Perhaps the most chatter was about a curly maple pie safe, which was an unusual form, having three drawers below the tin-panel doors. A Pennsylvania dealer helped it quadruple its estimate, taking it home for $20,000. But some people were also surprised by the inclusion of more than 50 lots of Steuben glass. While it is admittedly not typical of an Americana collection, Graeter discovered Steuben later in life and bought up great examples, including the top Steuben lot, a sculpture titled “Howl at the Moon” and designed by James Houston, which brought $3,600.

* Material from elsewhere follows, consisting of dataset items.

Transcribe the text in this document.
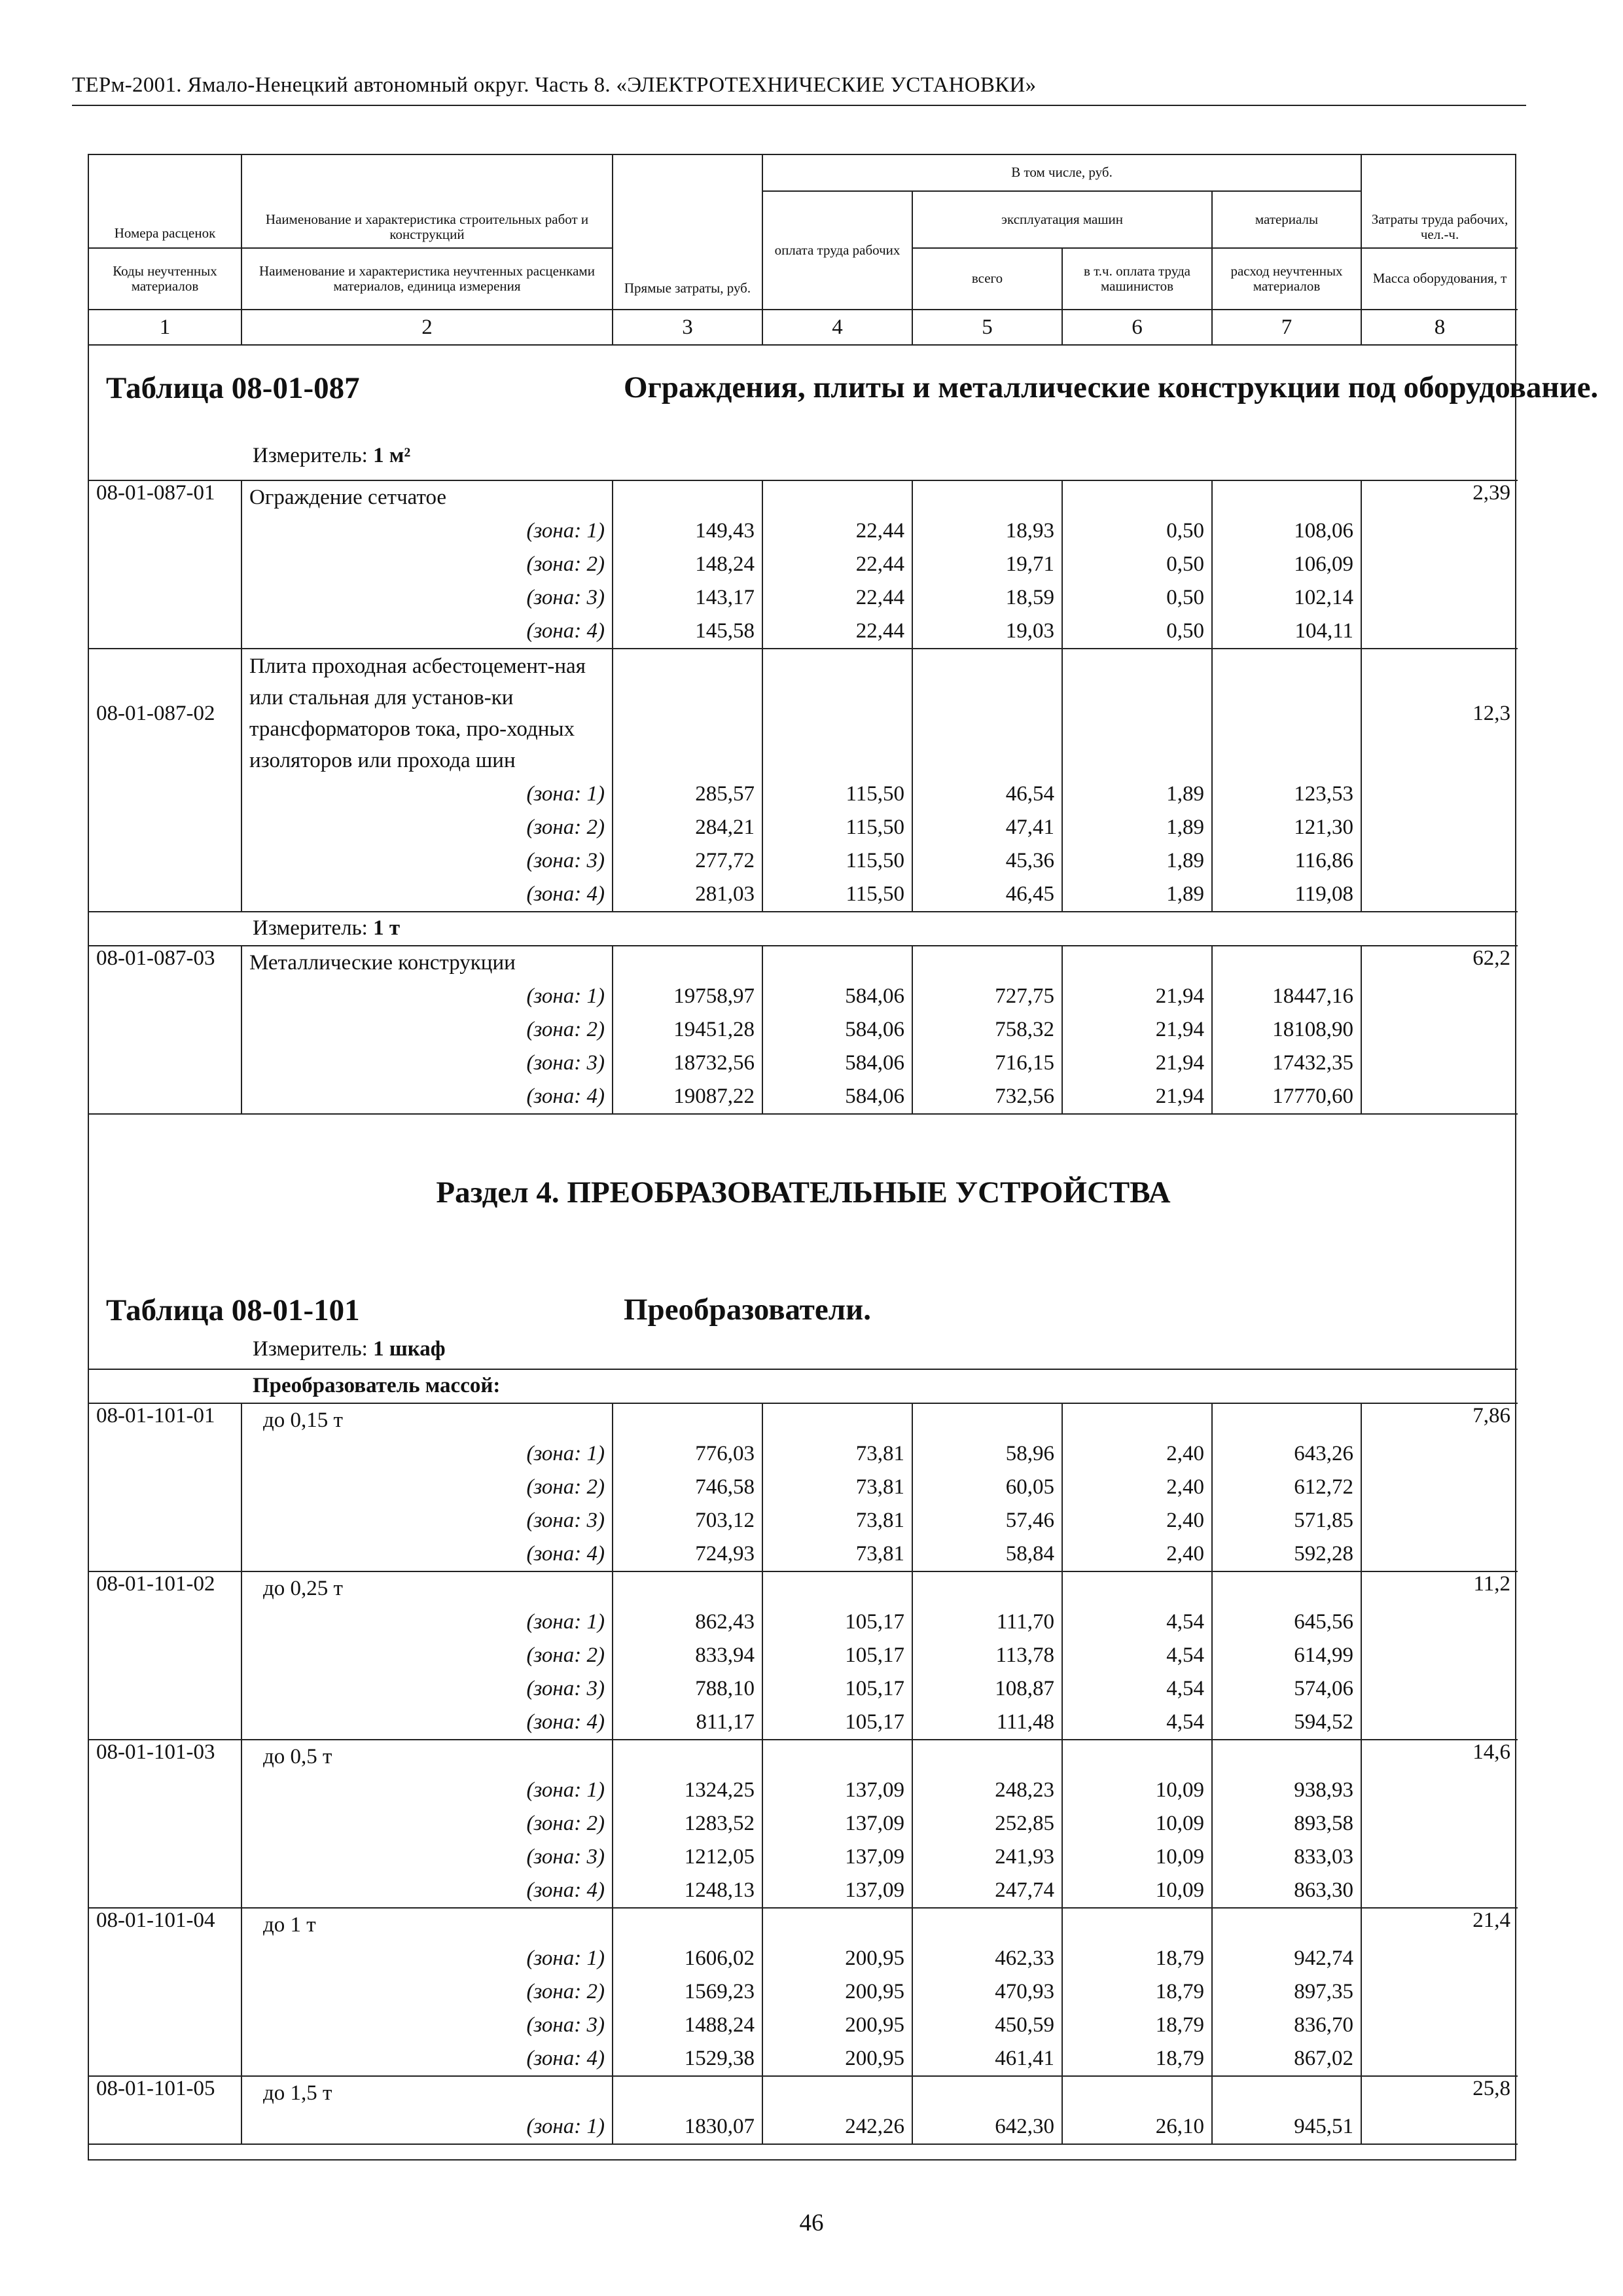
ТЕРм-2001. Ямало-Ненецкий автономный округ. Часть 8. «ЭЛЕКТРОТЕХНИЧЕСКИЕ УСТАНОВКИ»
Номера расценок	Наименование и характеристика строительных работ и конструкций	Прямые затраты, руб.	В том числе, руб.				Затраты труда рабочих, чел.-ч.
			оплата труда рабочих	эксплуатация машин		материалы	
Коды неучтенных материалов	Наименование и характеристика неучтенных расценками материалов, единица измерения			всего	в т.ч. оплата труда машинистов	расход неучтенных материалов	Масса оборудования, т
1	2	3	4	5	6	7	8

Таблица 08-01-087 Ограждения, плиты и металлические конструкции под оборудование.
Измеритель: 1 м²							

08-01-087-01	Ограждение сетчатое						2,39
	(зона: 1)	149,43	22,44	18,93	0,50	108,06	
	(зона: 2)	148,24	22,44	19,71	0,50	106,09	
	(зона: 3)	143,17	22,44	18,59	0,50	102,14	
	(зона: 4)	145,58	22,44	19,03	0,50	104,11	
08-01-087-02	Плита проходная асбестоцемент-ная или стальная для установ-ки трансформаторов тока, про-ходных изоляторов или прохода шин						12,3
	(зона: 1)	285,57	115,50	46,54	1,89	123,53	
	(зона: 2)	284,21	115,50	47,41	1,89	121,30	
	(зона: 3)	277,72	115,50	45,36	1,89	116,86	
	(зона: 4)	281,03	115,50	46,45	1,89	119,08	

Измеритель: 1 т							

08-01-087-03	Металлические конструкции						62,2
	(зона: 1)	19758,97	584,06	727,75	21,94	18447,16	
	(зона: 2)	19451,28	584,06	758,32	21,94	18108,90	
	(зона: 3)	18732,56	584,06	716,15	21,94	17432,35	
	(зона: 4)	19087,22	584,06	732,56	21,94	17770,60	

Раздел 4. ПРЕОБРАЗОВАТЕЛЬНЫЕ УСТРОЙСТВА
Таблица 08-01-101 Преобразователи.
Измеритель: 1 шкаф							

Преобразователь массой:							

08-01-101-01	до 0,15 т						7,86
	(зона: 1)	776,03	73,81	58,96	2,40	643,26	
	(зона: 2)	746,58	73,81	60,05	2,40	612,72	
	(зона: 3)	703,12	73,81	57,46	2,40	571,85	
	(зона: 4)	724,93	73,81	58,84	2,40	592,28	
08-01-101-02	до 0,25 т						11,2
	(зона: 1)	862,43	105,17	111,70	4,54	645,56	
	(зона: 2)	833,94	105,17	113,78	4,54	614,99	
	(зона: 3)	788,10	105,17	108,87	4,54	574,06	
	(зона: 4)	811,17	105,17	111,48	4,54	594,52	
08-01-101-03	до 0,5 т						14,6
	(зона: 1)	1324,25	137,09	248,23	10,09	938,93	
	(зона: 2)	1283,52	137,09	252,85	10,09	893,58	
	(зона: 3)	1212,05	137,09	241,93	10,09	833,03	
	(зона: 4)	1248,13	137,09	247,74	10,09	863,30	
08-01-101-04	до 1 т						21,4
	(зона: 1)	1606,02	200,95	462,33	18,79	942,74	
	(зона: 2)	1569,23	200,95	470,93	18,79	897,35	
	(зона: 3)	1488,24	200,95	450,59	18,79	836,70	
	(зона: 4)	1529,38	200,95	461,41	18,79	867,02	
08-01-101-05	до 1,5 т						25,8
	(зона: 1)	1830,07	242,26	642,30	26,10	945,51	

46
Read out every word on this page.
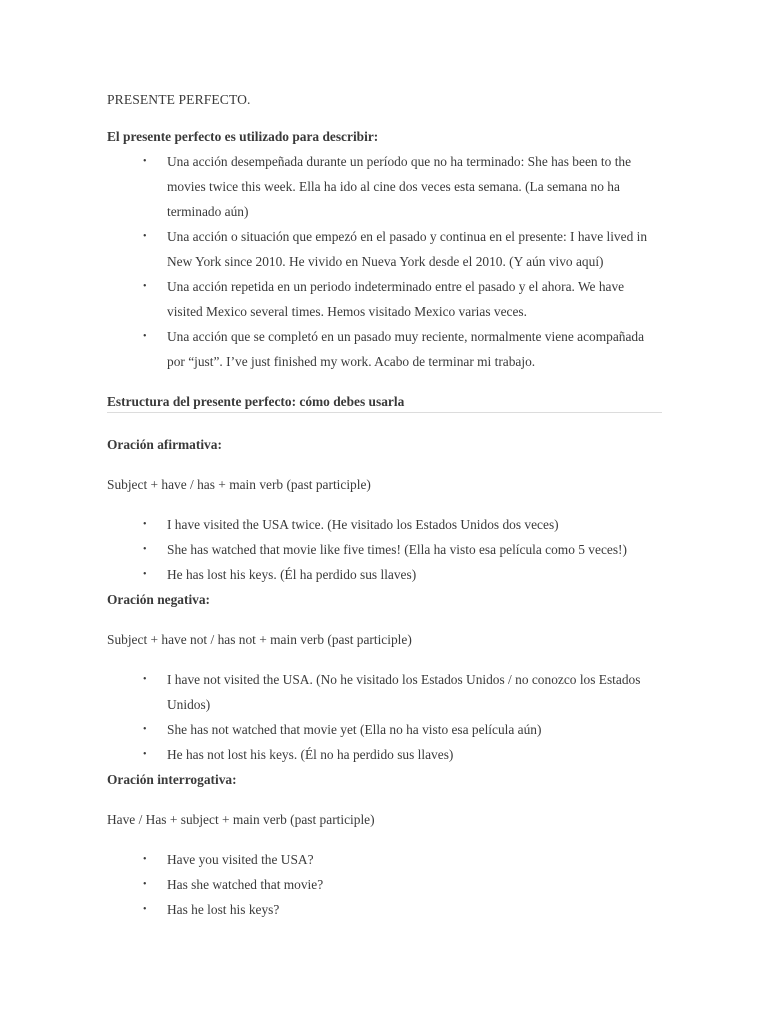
PRESENTE PERFECTO.

El presente perfecto es utilizado para describir:

• Una acción desempeñada durante un período que no ha terminado: She has been to the movies twice this week. Ella ha ido al cine dos veces esta semana. (La semana no ha terminado aún)
• Una acción o situación que empezó en el pasado y continua en el presente: I have lived in New York since 2010. He vivido en Nueva York desde el 2010. (Y aún vivo aquí)
• Una acción repetida en un periodo indeterminado entre el pasado y el ahora. We have visited Mexico several times. Hemos visitado Mexico varias veces.
• Una acción que se completó en un pasado muy reciente, normalmente viene acompañada por “just”. I’ve just finished my work. Acabo de terminar mi trabajo.

Estructura del presente perfecto: cómo debes usarla

Oración afirmativa:

Subject + have / has + main verb (past participle)

• I have visited the USA twice. (He visitado los Estados Unidos dos veces)
• She has watched that movie like five times! (Ella ha visto esa película como 5 veces!)
• He has lost his keys. (Él ha perdido sus llaves)

Oración negativa:

Subject + have not / has not + main verb (past participle)

• I have not visited the USA. (No he visitado los Estados Unidos / no conozco los Estados Unidos)
• She has not watched that movie yet (Ella no ha visto esa película aún)
• He has not lost his keys. (Él no ha perdido sus llaves)

Oración interrogativa:

Have / Has + subject + main verb (past participle)

• Have you visited the USA?
• Has she watched that movie?
• Has he lost his keys?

Graeter had a fine eye for art as well, with a John Brewster portrait of a young lady selling after a lengthy battle to a phone bidder for $77,500; a still life, streaking past the $1,5/2,000 estimate to sell for $19,000, and a Noah North portrait of a woman identified as Mrs Sally Garge reaching $6,000. As a collector, Graeter also sought out prime examples from Cincinnati’s rich artistic history and the work of several well-known Cincinnati artists was also up for sale, including a selection of works by Frank Duveneck (1848–1919), one of which was the top lot of Cincinnati art at $22,000.
Jay Karp is known as a straight shooter, the kind of guy who will point out condition issues from the block if the bidding gets more aggressive than he anticipated. (“You know it’s got a big patch, right?”) He is a man who has opinions and will happily share them. By the end of the day, the sale total approached $750,000, dozens of people had come together and reminisced and bought great art, and Main Auction Galleries has another one for the books. Maybe Jay’s brevity when asked to comment on the sale was exactly right — it was an awesome sale.